Un autre point très caractéristique a pu être observé sur les Cinghalais réunis en ce moment sur les pelouses du Jardin d’acclimatation. Ces indigènes présentent une série d’indices céphaliques peu différents les uns des autres, et qui tendraient à les faire ranger parmi les populations sous-brachycéphales, c’est-à-dire ayant le crâne court. Or les races du sud de l’Inde sont à notre connaissance, des dolichocéphales parfaitement déterminés ; les Dravidiens ont le crâne allongé. Mais, ce qui est plus remarquable encore, c’est que les Veddahs de Ceylan même, ces sauvages réfugiés dans les montagnes et les jungles sont aussi extrêmement dolichocéphales. Voilà donc nos Cinghalais différents à la fois des plus vieux habitants de leur île et de leurs voisins de terre ferme, non seulement par le langage, mais encore par un caractère anthropologique de premier ordre, la conformation de la tête. Nous en dirons autant de la teinte de la peau. Le Dravidien unit à une physionomie caucasique et à une chevelure soyeuse une coloration extrêmement foncée, souvent d’un noir mat. Le Veddah, parait-il, serait noir aussi. En revanche, les Cinghalais du Jardin d’Acclimatation offrent à la vue un teint généralement d’un beau brun, relativement clair, quelque chose comme la nuance du café légèrement torréfié. Et qu’on ne vienne prétendre que ces indigènes sont des gens des villes échappant par le repos de l’après-midi et dans l’ombre des maisons, aux brûlantes caresses du soleil de l’équateur. Ce sont au contraire des paysans, cultivateurs de riz, de café, de canne à sucre, conducteurs d’éléphants, pasteurs de bœufs, vivant au grand air, brûlés, rôtis par la chaleur impitoyable du jour. Nous ajouterons même que, suivant notre impression, les cinq femmes qui font partie de la troupe en ce moment en visite à Paris, présenteraient une coloration peut-être plus foncée que celles de certains de leurs compagnons.
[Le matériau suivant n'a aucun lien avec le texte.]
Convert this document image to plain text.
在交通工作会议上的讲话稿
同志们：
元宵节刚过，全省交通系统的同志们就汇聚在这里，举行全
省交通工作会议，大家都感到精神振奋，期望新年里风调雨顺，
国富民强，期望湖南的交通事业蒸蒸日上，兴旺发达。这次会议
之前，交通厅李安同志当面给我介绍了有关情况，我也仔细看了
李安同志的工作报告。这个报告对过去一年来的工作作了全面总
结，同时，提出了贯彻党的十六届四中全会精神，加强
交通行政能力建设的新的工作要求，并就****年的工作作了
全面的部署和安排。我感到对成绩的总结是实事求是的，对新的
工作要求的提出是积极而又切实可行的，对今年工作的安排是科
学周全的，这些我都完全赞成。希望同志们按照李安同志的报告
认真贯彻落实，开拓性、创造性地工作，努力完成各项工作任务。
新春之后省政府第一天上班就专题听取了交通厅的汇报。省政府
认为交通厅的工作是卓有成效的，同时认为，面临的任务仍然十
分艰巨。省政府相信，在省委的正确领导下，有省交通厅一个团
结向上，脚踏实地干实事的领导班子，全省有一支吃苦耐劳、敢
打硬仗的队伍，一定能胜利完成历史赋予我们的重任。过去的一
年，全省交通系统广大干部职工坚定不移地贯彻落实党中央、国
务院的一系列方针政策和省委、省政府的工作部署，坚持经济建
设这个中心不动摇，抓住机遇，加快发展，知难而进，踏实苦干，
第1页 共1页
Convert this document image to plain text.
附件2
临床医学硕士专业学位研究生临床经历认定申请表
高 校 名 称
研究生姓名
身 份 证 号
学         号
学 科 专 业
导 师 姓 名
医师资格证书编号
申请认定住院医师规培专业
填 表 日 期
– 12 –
Gracieuses dans leurs mouvements, modestes et douces de manières, sans être belles ni jolies comme les filles de l’Inde, ces Cinghalaises ne manquent pas d’un certain charme sympathique ; leurs grands yeux noirs éclairent leur visage de façon à faire passer sur quelques incorrections de trait, à notre point de vue européen, s’entend, telles qu’un léger prognathisme (fig. 1). Cette fois encore le type féminin se rapprocherait donc par certains détails plus que le masculin du type inférieur d’où la race est sans doute issue.
La chevelure, chez les hommes comme chez les femmes, est d’un noir de jais, longue, soyeuse et parfois légèrement ondée. Si elle n’a pas la finesse des cheveux de nos Européennes, elle n’est pas non plus raide et grosse comme chez le Malais, par exemple. Tous la portent rejetée en arrière, tordue en chignon et maintenue par des peignes d’écaille (fig. 2). Rien de bizarre comme un de ces indigènes vu de dos, La partie inférieure du corps est enveloppée d’une étoffe de couleur à ramages, le comboye, qui fait comme une longue jupe étroite ; le buste est revêtu d’une petite jaquette très ajustée. Vous croyez voir une femme, le personnage se retourne et vous présente un visage orné de moustaches et de favoris parfaitement virils. Avec un peu d’attention on arrive à constater que les femmes n’ont qu’un peigne à leur chignon, tandis que les hommes en ont deux ; l’autre, semi-circulaire, est placé en diadème au sommet de la tête.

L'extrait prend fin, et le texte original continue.